Beckingham and Daryl Harris, an accredited mortgage specialist with One Link Mortgage & Financial, said Monday’s increases undoubtedly caught some people by surprise because they thought they had until June or July before the Bank of Canada starts raising interest rates. But they’ve been warning their clients for weeks mortgage rates could go up before then if the cost of borrowing money on the bond markets, where most banks go for their mortgage money, goes up. And that’s exactly what happened.
They said most of their clients who were planning to buy a home this spring have already had their mortgages pre-approved and the rates locked in for 120 days. So they’ll be OK if they find a home before then. It’s the ones who haven’t got their mortgages pre-approved yet who will now be scrambling to get that done. But they’re going to have to pay the new, higher rates.
For homeowners or homebuyers who are nervous about Monday’s rate increases, the security of five-year, or longer, fixed loans may be the best option, says another mortgage expert.

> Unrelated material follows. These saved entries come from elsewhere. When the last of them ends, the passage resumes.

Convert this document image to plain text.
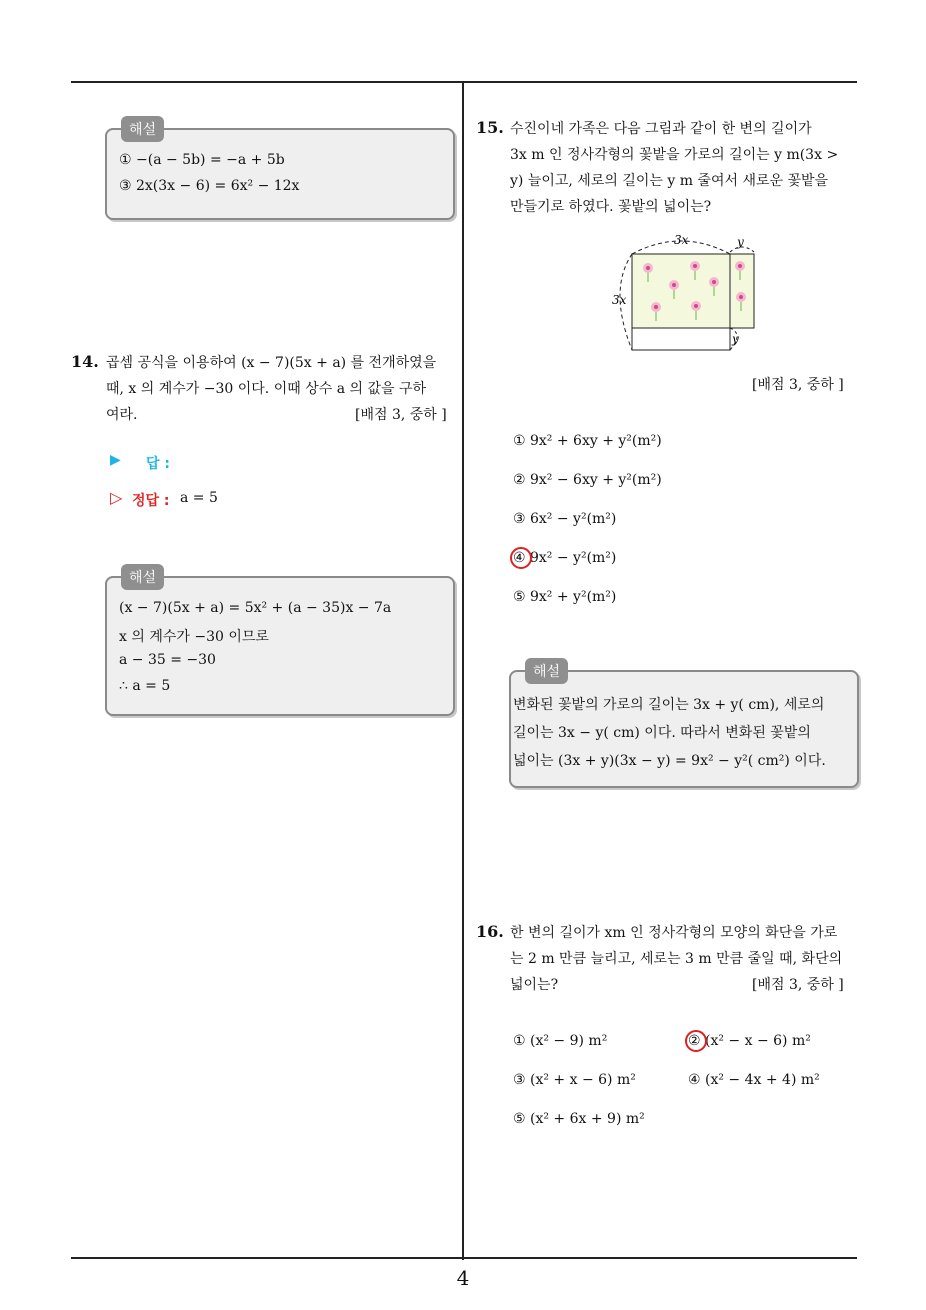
해설
① −(a − 5b) = −a + 5b
③ 2x(3x − 6) = 6x² − 12x
14. 곱셈 공식을 이용하여 (x − 7)(5x + a) 를 전개하였을
때, x 의 계수가 −30 이다. 이때 상수 a 의 값을 구하
여라.	[배점 3, 중하 ]
▶ 답 :
▷ 정답 : a = 5
해설
(x − 7)(5x + a) = 5x² + (a − 35)x − 7a
x 의 계수가 −30 이므로
a − 35 = −30
∴ a = 5
15. 수진이네 가족은 다음 그림과 같이 한 변의 길이가
3x m 인 정사각형의 꽃밭을 가로의 길이는 y m(3x >
y) 늘이고, 세로의 길이는 y m 줄여서 새로운 꽃밭을
만들기로 하였다. 꽃밭의 넓이는?
3x	y
3x
y
[배점 3, 중하 ]
① 9x² + 6xy + y²(m²)
② 9x² − 6xy + y²(m²)
③ 6x² − y²(m²)
④ 9x² − y²(m²)
⑤ 9x² + y²(m²)
해설
변화된 꽃밭의 가로의 길이는 3x + y( cm), 세로의
길이는 3x − y( cm) 이다. 따라서 변화된 꽃밭의
넓이는 (3x + y)(3x − y) = 9x² − y²( cm²) 이다.
16. 한 변의 길이가 xm 인 정사각형의 모양의 화단을 가로
는 2 m 만큼 늘리고, 세로는 3 m 만큼 줄일 때, 화단의
넓이는?	[배점 3, 중하 ]
① (x² − 9) m²	② (x² − x − 6) m²
③ (x² + x − 6) m²	④ (x² − 4x + 4) m²
⑤ (x² + 6x + 9) m²
4
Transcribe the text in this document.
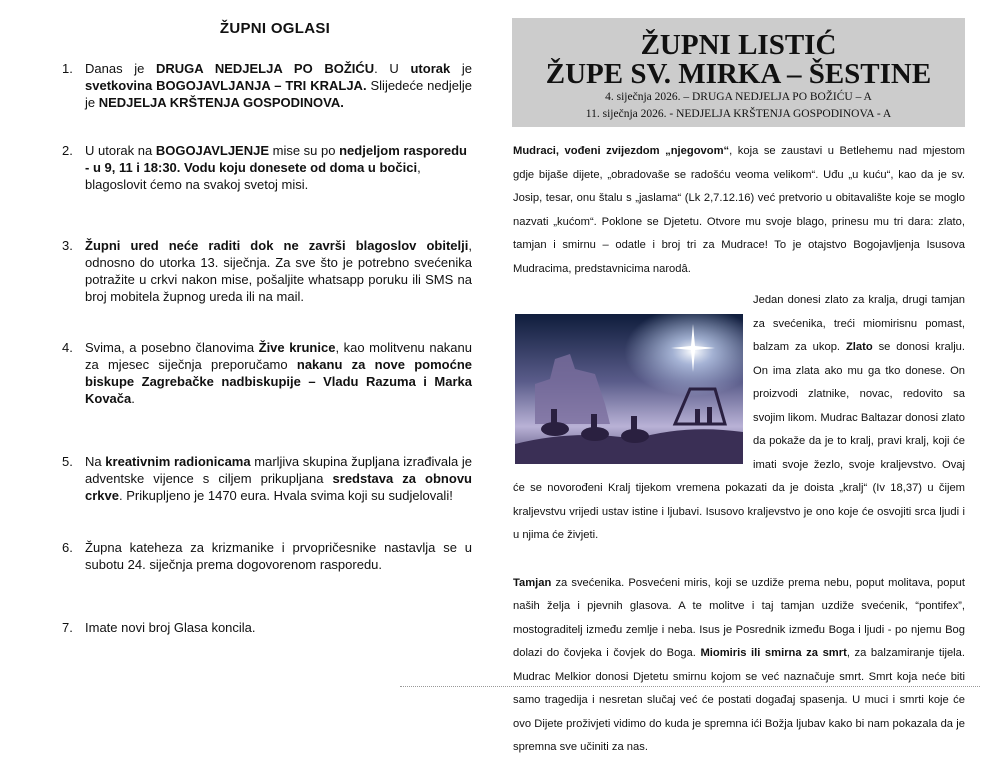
ŽUPNI OGLASI
1. Danas je DRUGA NEDJELJA PO BOŽIĆU. U utorak je svetkovina BOGOJAVLJANJA – TRI KRALJA. Slijedeće nedjelje je NEDJELJA KRŠTENJA GOSPODINOVA.
2. U utorak na BOGOJAVLJENJE mise su po nedjeljom rasporedu - u 9, 11 i 18:30. Vodu koju donesete od doma u bočici, blagoslovit ćemo na svakoj svetoj misi.
3. Župni ured neće raditi dok ne završi blagoslov obitelji, odnosno do utorka 13. siječnja. Za sve što je potrebno svećenika potražite u crkvi nakon mise, pošaljite whatsapp poruku ili SMS na broj mobitela župnog ureda ili na mail.
4. Svima, a posebno članovima Žive krunice, kao molitvenu nakanu za mjesec siječnja preporučamo nakanu za nove pomoćne biskupe Zagrebačke nadbiskupije – Vladu Razuma i Marka Kovača.
5. Na kreativnim radionicama marljiva skupina župljana izrađivala je adventske vijence s ciljem prikupljana sredstava za obnovu crkve. Prikupljeno je 1470 eura. Hvala svima koji su sudjelovali!
6. Župna kateheza za krizmanike i prvopričesnike nastavlja se u subotu 24. siječnja prema dogovorenom rasporedu.
7. Imate novi broj Glasa koncila.
ŽUPNI LISTIĆ
ŽUPE SV. MIRKA – ŠESTINE
4. siječnja 2026. – DRUGA NEDJELJA PO BOŽIĆU – A
11. siječnja 2026. - NEDJELJA KRŠTENJA GOSPODINOVA - A
Mudraci, vođeni zvijezdom „njegovom“, koja se zaustavi u Betlehemu nad mjestom gdje bijaše dijete, „obradovaše se radošću veoma velikom“. Uđu „u kuću“, kao da je sv. Josip, tesar, onu štalu s „jaslama“ (Lk 2,7.12.16) već pretvorio u obitavalište koje se moglo nazvati „kućom“. Poklone se Djetetu. Otvore mu svoje blago, prinesu mu tri dara: zlato, tamjan i smirnu – odatle i broj tri za Mudrace! To je otajstvo Bogojavljenja Isusova Mudracima, predstavnicima narodâ.
Jedan donesi zlato za kralja, drugi tamjan za svećenika, treći miomirisnu pomast, balzam za ukop. Zlato se donosi kralju. On ima zlata ako mu ga tko donese. On proizvodi zlatnike, novac, redovito sa svojim likom. Mudrac Baltazar donosi zlato da pokaže da je to kralj, pravi kralj, koji će imati svoje žezlo, svoje kraljevstvo. Ovaj će se novorođeni Kralj tijekom vremena pokazati da je doista „kralj“ (Iv 18,37) u čijem kraljevstvu vrijedi ustav istine i ljubavi. Isusovo kraljevstvo je ono koje će osvojiti srca ljudi i u njima će živjeti.
Tamjan za svećenika. Posvećeni miris, koji se uzdiže prema nebu, poput molitava, poput naših želja i pjevnih glasova. A te molitve i taj tamjan uzdiže svećenik, “pontifex”, mostograditelj između zemlje i neba. Isus je Posrednik između Boga i ljudi - po njemu Bog dolazi do čovjeka i čovjek do Boga. Miomiris ili smirna za smrt, za balzamiranje tijela. Mudrac Melkior donosi Djetetu smirnu kojom se već naznačuje smrt. Smrt koja neće biti samo tragedija i nesretan slučaj već će postati događaj spasenja. U muci i smrti koje će ovo Dijete proživjeti vidimo do kuda je spremna ići Božja ljubav kako bi nam pokazala da je spremna sve učiniti za nas.
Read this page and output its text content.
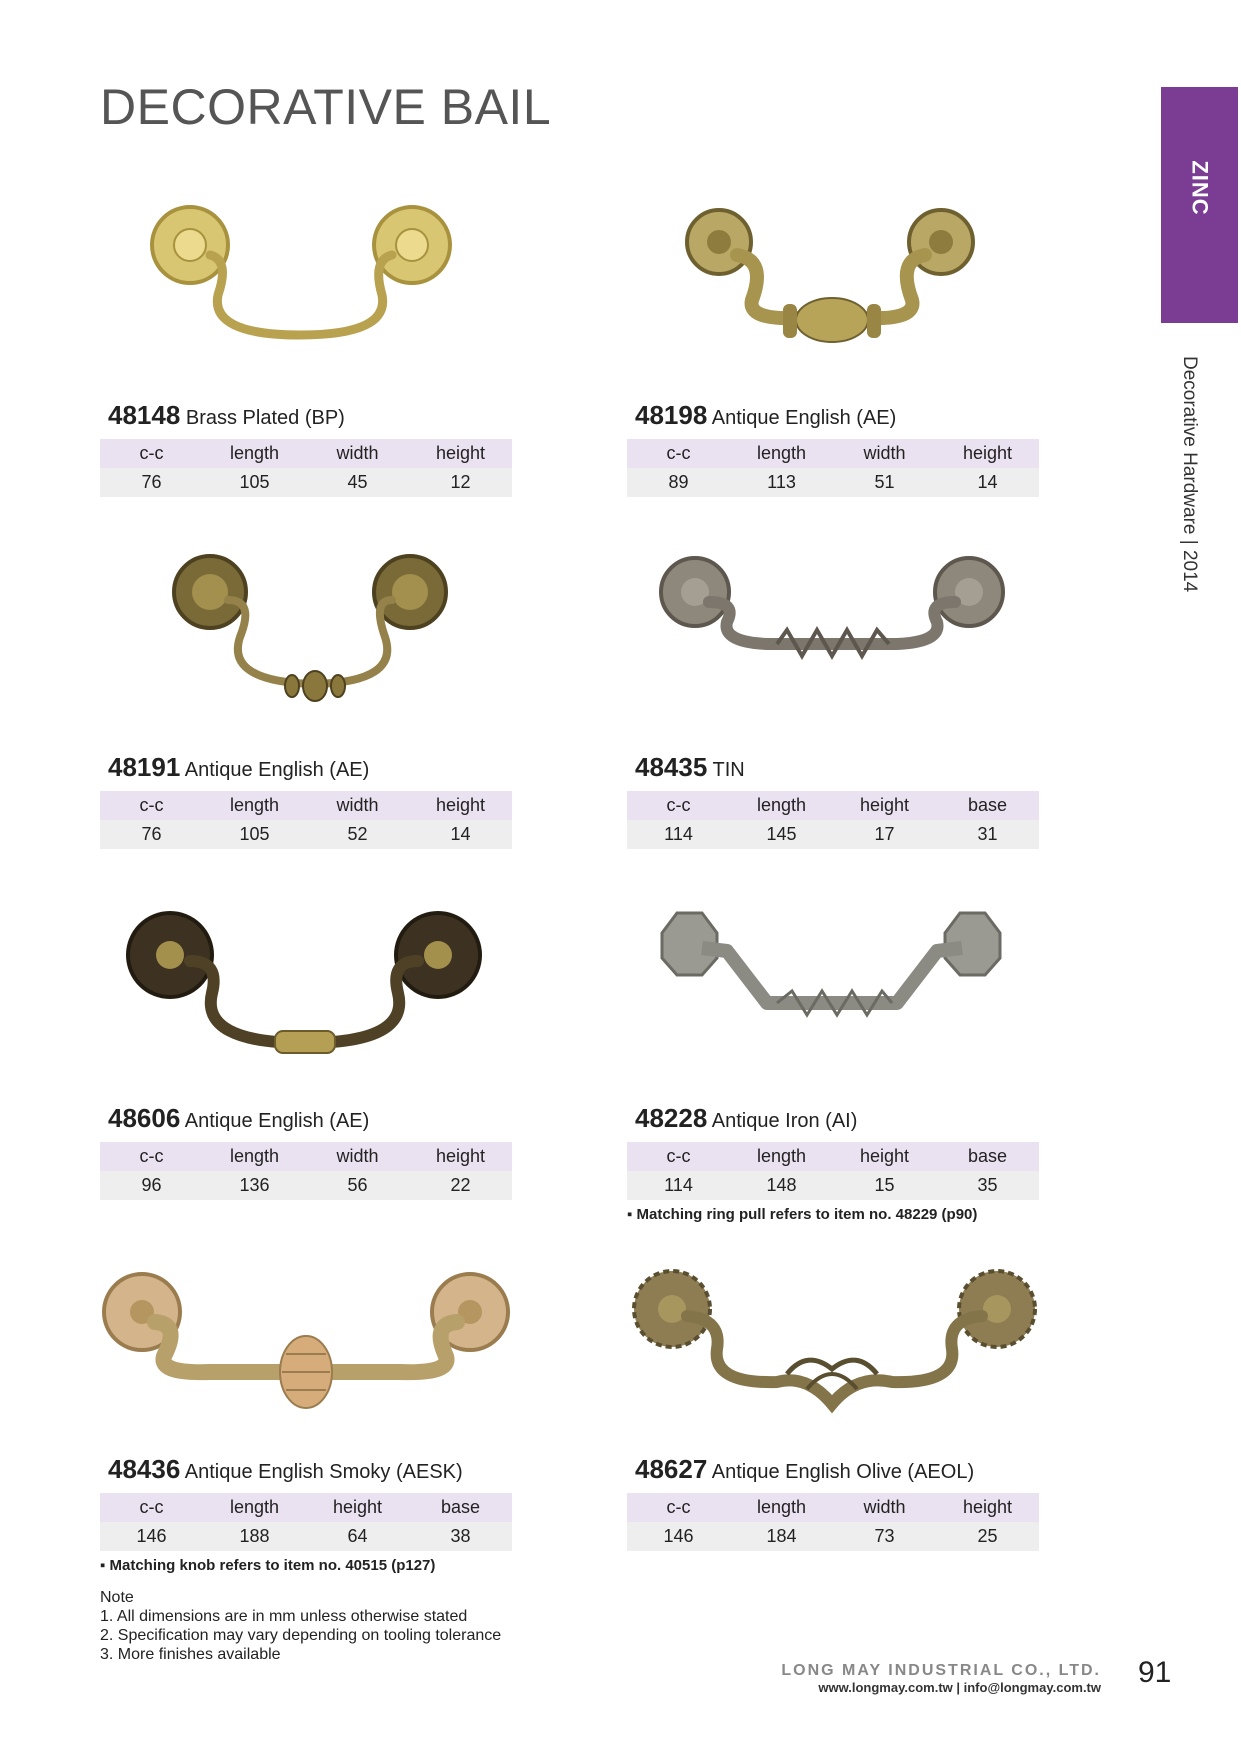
DECORATIVE BAIL
ZINC
Decorative Hardware | 2014
48148 Brass Plated (BP)
c-c	length	width	height
76	105	45	12
48198 Antique English (AE)
c-c	length	width	height
89	113	51	14
48191 Antique English (AE)
c-c	length	width	height
76	105	52	14
48435 TIN
c-c	length	height	base
114	145	17	31
48606 Antique English (AE)
c-c	length	width	height
96	136	56	22
48228 Antique Iron (AI)
c-c	length	height	base
114	148	15	35
▪ Matching ring pull refers to item no. 48229 (p90)
48436 Antique English Smoky (AESK)
c-c	length	height	base
146	188	64	38
▪ Matching knob refers to item no. 40515 (p127)
48627 Antique English Olive (AEOL)
c-c	length	width	height
146	184	73	25
Note
1. All dimensions are in mm unless otherwise stated
2. Specification may vary depending on tooling tolerance
3. More finishes available
LONG MAY INDUSTRIAL CO., LTD.
www.longmay.com.tw | info@longmay.com.tw 91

“If that (rising rates) causes you discomfort then perhaps a fixed rate’s where you want to be,” said Robert McLister, a mortgage planner and editor of the Canadian Mortgage Trends website.
“If you’re closing in the next six months, I suggest people do that quickly.”
The changes affect closed mortgages with terms of three, four and five years at RBC Royal Bank (TSX:RY), Laurentian Bank (TSX:LB), and TD Canada Trust (TSX:TD). Rates for mid-term mortgages like these tend to reflect the banks’ borrowing costs on bond markets, where mortgage loans are financed.
Other banks are expected to follow suit.
The biggest increase announced Monday affects five-year mortgages. All three banks are hiking their posted rate by six-tenths of a per cent to 5.85 per cent from 5.25 per cent.
That means a homeowner taking on a mortgage of $250,000 at the new posted rate of 5.85 per cent over a 25-year amortization period would pay $1,577 a month. Prior to Tuesday’s hike, that mortgage would have cost $1,489 a month, or $88 less.
Many people with decent credit history who are applying for mortgages can negotiate better than posted rates.
The Bank of Canada is expected to begin raising lending rates this summer as it moves to fight growing inflationary pressures in the economy. The bank has kept its key overnight rate at a historic low of 0.25 per cent for more than a year to help stimulate the economy.
The latest increases reflect real-time market interest rates, which usually signal future central bank rate jumps months in advance.